If the ‘light’ that enters your eyes and ears is nothing more than darkness and noise, your body is full of darkness. Jesus knows that daily we get to pre-program our own thoughts. My head is full of noise. Some dark.


“If your body if full of light, having no part dark, it will be wholly bright, as when a lamp with its rays gives you light.”


Lockdown Liturgy. An opportunity to step off the merri-go-round and settle the dizziness. Not in grand plans for tomorrow, but in actual practices in the present. 


Let us start with : SILENCE. 

Let us start with finding the place of solitude, no matter how many voices we share our homes with, no matter how many opinions scream at us from our screens. Let us protect the lamps to our souls, feeding on light.
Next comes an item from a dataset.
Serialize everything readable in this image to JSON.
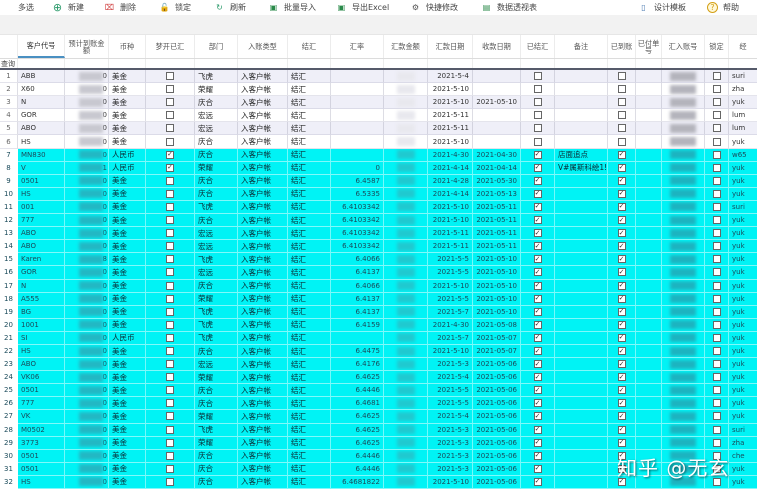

Let us measure the intake into our souls, not gorging on more than we need, eating local. 


And once again, Silence has taught me everything I need to know. Present practice leads to growing peace. Today, I will watch what I eat. I will watch what I read, what I hear, what I think. I will program light into my soul. Yes, I might still make plans for tomorrow. But I will start with the present; I will love in the present; I will parent in the present. I will resist self-spinning, speeding into tomorrow, I will choose to live where time intersects with eternity.